“I am afraid!” said the girl.

“Afraid of what?” I asked.

I repeated the question—“Why are you afraid, mademoiselle?”—and she answered by words which I had heard a million times since the war began as an explanation of all trouble, tears, ruin, misery.

C’est la guerre!

“Look out!” said the little doctor. “She’s fainting.”

She had risen from her cowering position and stood upright for a moment, with her hand against the doorpost. Then she swayed, and would have fallen if the doctor had not caught her. Even then she fell, indeed, though without hurt, because he could not support her sudden weight—though she was of slight build—and they sank together in a kind of huddle on the doorstep.

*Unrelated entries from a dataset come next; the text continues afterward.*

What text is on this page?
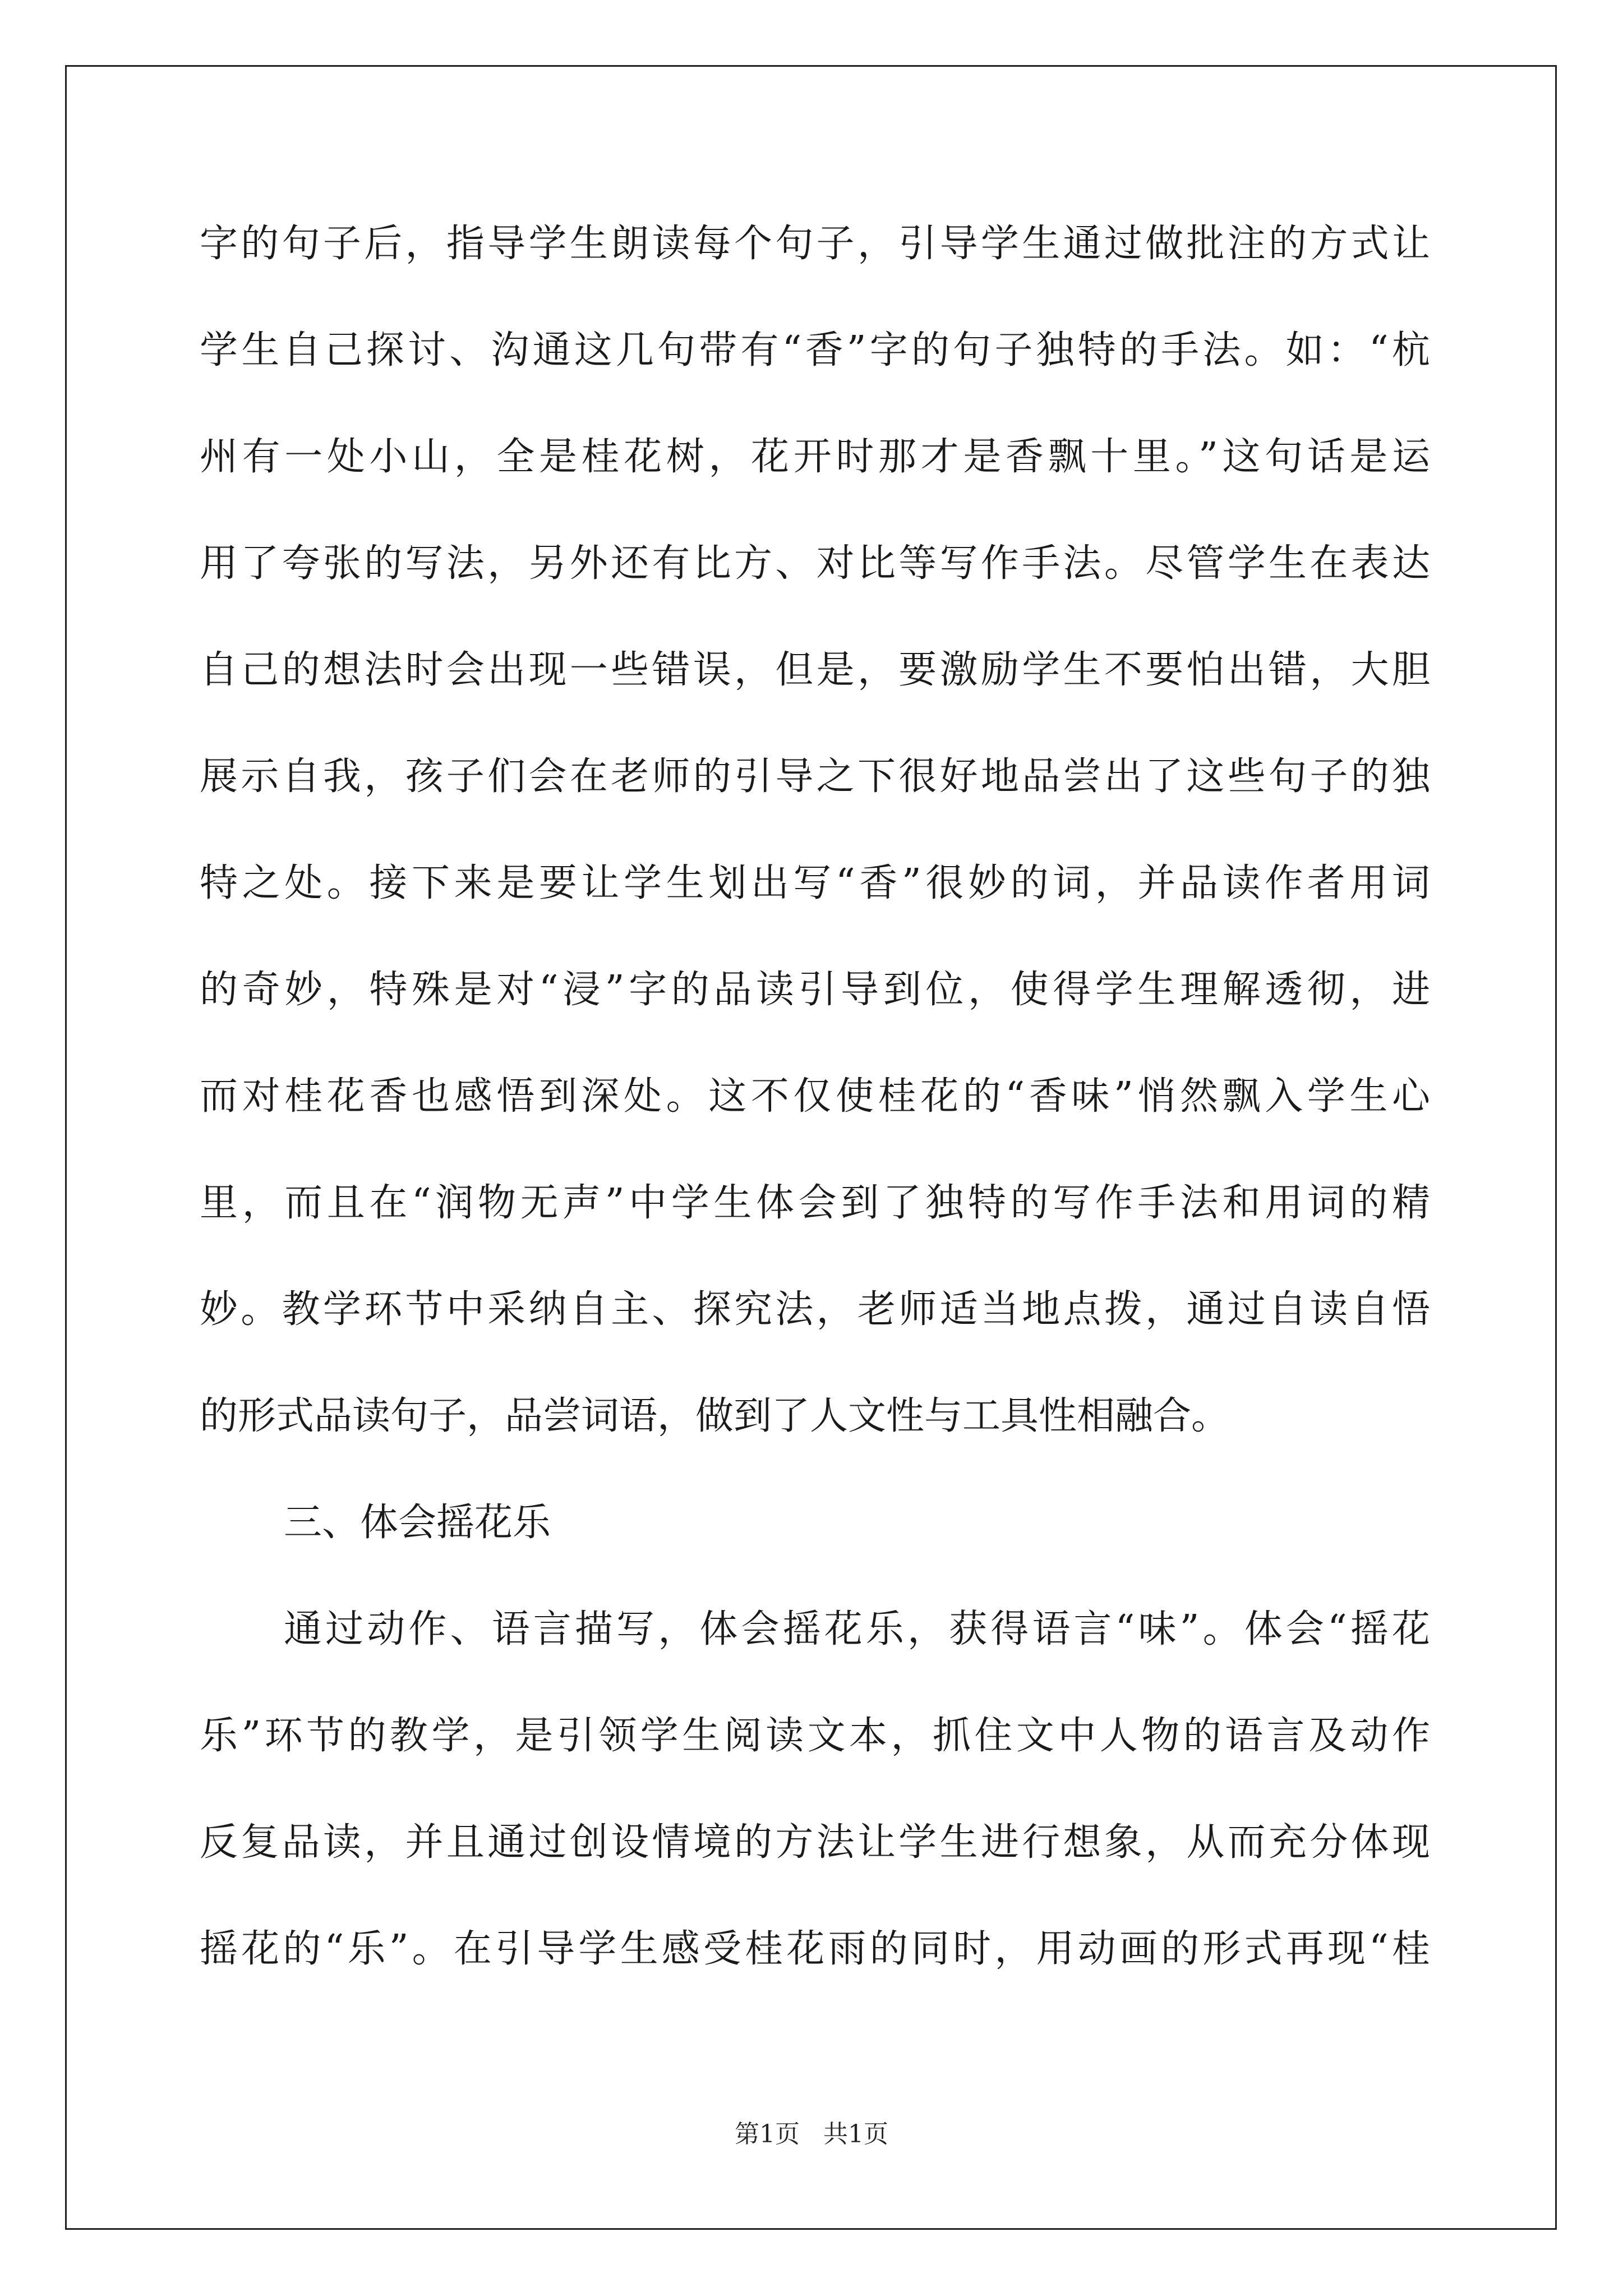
字的句子后，指导学生朗读每个句子，引导学生通过做批注的方式让
学生自己探讨、沟通这几句带有“香”字的句子独特的手法。如：“杭
州有一处小山，全是桂花树，花开时那才是香飘十里。”这句话是运
用了夸张的写法，另外还有比方、对比等写作手法。尽管学生在表达
自己的想法时会出现一些错误，但是，要激励学生不要怕出错，大胆
展示自我，孩子们会在老师的引导之下很好地品尝出了这些句子的独
特之处。接下来是要让学生划出写“香”很妙的词，并品读作者用词
的奇妙，特殊是对“浸”字的品读引导到位，使得学生理解透彻，进
而对桂花香也感悟到深处。这不仅使桂花的“香味”悄然飘入学生心
里，而且在“润物无声”中学生体会到了独特的写作手法和用词的精
妙。教学环节中采纳自主、探究法，老师适当地点拨，通过自读自悟
的形式品读句子，品尝词语，做到了人文性与工具性相融合。
三、体会摇花乐
通过动作、语言描写，体会摇花乐，获得语言“味”。体会“摇花
乐”环节的教学，是引领学生阅读文本，抓住文中人物的语言及动作
反复品读，并且通过创设情境的方法让学生进行想象，从而充分体现
摇花的“乐”。在引导学生感受桂花雨的同时，用动画的形式再现“桂
第1页   共1页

“For the love of Mike!” said Dr. Small. He was on his knees before her now, chafing her cold hands. She came to in about a minute, and I leaned over her and asked her where she lived, and made out from her faint whisper that she lived in the house to which this doorway belonged, in the upper room where the light was burning. With numbed fingers—“cold as a toad,” said “Daddy” Small—she fumbled at her bodice and drew out a latchkey.

“We had better carry her up,” I said, and the doctor nodded.

The front door opened into a dimly-lit passage, uncarpeted, and with leprous-looking walls. At one end was a staircase with heavy banisters. The doctor and I supported the girl, who was able to walk a little now, and managed to get her to the first landing.

“Where?” I asked, and she said, “Opposite.”